My Commentary last Thursday 28 Sept questioned whether the “agreement” between Turnbull and three big gas exporters to have the latter supply additional gas domestically has solved the gas crisis. Yesterday the media took up the issue, with an editorial in Weekend Australian suggesting that Turnbull has made
“an interim breakthrough this week when Australia’s three big gas exporters agreed to fix the ‘emergency’ shortfall that threatens to send prices soaring and shut down factories. A formal agreement in the coming week with Santos, Origin Energy and Shell appears likely to avert dire shortages next year and in 2019. The deal will avoid the need for the government to impose drastic controls on overseas shipments” (see Oz Editorial on Energy Crisis)
It remains to be seen whether the four parties agree on an arrangement that is, as reported, to be both legally binding and meaningful. The Opposition (and the media) will be looking for possible holes through which the big exporters could technically escape from their apparent obligations while retaining their export contracts.
Meantime, the Weekend Australian published letters by me and another questioner arguing there is more to be done by Turnbull, particularly in regard to policies operated by the States, to overcome the potential for electricity blackouts (see Letters on Energy Policy). It was encouraging that The Australian felt able to allow my letter to say that “The commonwealth should lead the way by reducing, preferably eliminating, its policies that are forcing reductions in emissions of carbon dioxide and requiring usage of renewable”.
But the most remarkable illustration of what happens when politicians and their advisers, as well as sections of the media, get locked into beliefs and policies from which they feel unable to escape. I am referring here to the decision by South Australian Premier Weatherill to have built a set of batteries which, in the event that a blackout occurs, would supply electricity to 30,000 homes. Today’s Herald Sun has an article by Peta Credlin suggesting that the batteries will cost the SA taxpayer about $50mn and would supply that number of homes for only a little over one hour! Some say less.
She also refers to the announcement by billionaire Elon Musk (the supplier of the batteries) that, at the same time as the Turnbull Government announced the creation of a federal government space agency at last week’s International Aeronautical Congress in Adelaide, he spruiked his own space travel outfit, SpaceX, that would by 2024 have six advance ships to take trips to the moon and Mars (See Credlin on Musk’s Batteries). It is not known if Turnbull has been offered a seat!

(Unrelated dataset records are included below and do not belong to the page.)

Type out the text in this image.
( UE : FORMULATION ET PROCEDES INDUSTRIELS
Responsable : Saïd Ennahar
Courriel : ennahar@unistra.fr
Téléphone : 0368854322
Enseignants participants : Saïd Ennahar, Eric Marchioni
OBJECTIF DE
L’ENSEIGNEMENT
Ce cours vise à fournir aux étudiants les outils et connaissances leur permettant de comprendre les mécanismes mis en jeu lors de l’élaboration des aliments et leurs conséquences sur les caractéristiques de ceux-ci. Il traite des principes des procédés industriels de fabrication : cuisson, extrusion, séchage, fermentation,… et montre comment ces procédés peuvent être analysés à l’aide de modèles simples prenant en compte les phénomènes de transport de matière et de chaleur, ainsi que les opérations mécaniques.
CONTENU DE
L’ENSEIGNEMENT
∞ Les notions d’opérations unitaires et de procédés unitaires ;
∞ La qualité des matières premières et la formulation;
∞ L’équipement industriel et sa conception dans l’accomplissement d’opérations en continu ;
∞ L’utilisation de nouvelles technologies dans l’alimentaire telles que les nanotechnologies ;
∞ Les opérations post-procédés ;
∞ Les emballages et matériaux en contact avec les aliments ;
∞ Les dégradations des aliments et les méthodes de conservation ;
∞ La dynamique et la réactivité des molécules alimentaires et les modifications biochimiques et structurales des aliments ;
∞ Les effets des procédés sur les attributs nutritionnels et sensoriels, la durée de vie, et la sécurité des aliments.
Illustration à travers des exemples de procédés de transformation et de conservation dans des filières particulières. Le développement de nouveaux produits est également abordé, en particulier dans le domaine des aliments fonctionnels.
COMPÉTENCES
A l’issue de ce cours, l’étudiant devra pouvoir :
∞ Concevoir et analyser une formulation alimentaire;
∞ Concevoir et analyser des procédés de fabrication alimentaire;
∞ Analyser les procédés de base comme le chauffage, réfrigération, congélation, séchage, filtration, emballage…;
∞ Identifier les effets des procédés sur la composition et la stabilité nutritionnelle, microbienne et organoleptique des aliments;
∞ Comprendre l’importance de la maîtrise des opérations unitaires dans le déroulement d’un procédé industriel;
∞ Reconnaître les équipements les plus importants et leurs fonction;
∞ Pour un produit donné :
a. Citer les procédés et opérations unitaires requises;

This battery supplier also owns Tesla, which purchased Solar City last November and has agreed that Solar City pay $29.5 million to “resolve allegations that it violated the US False Claims Act by submitting inflated claims on behalf of itself and affiliated investment funds to the U.S. Department of the Treasury” (See False Claims in US by Solar City). Note that“The Section 1603 Program subsidized the renewable energy industry through cash grants to cover legitimate costs of renewable energy properties,” said Acting Assistant Attorney General Chad A. Readler of the Justice Department’s Civil Division. “This program expired, but this settlement demonstrates that the government will still hold accountable those who sought to take improper advantage of government programs at the expense of American taxpayers.”
I do not know whether there is similar legislation here but there is a considerable need for it to deal with the many False Claims based on climate policy!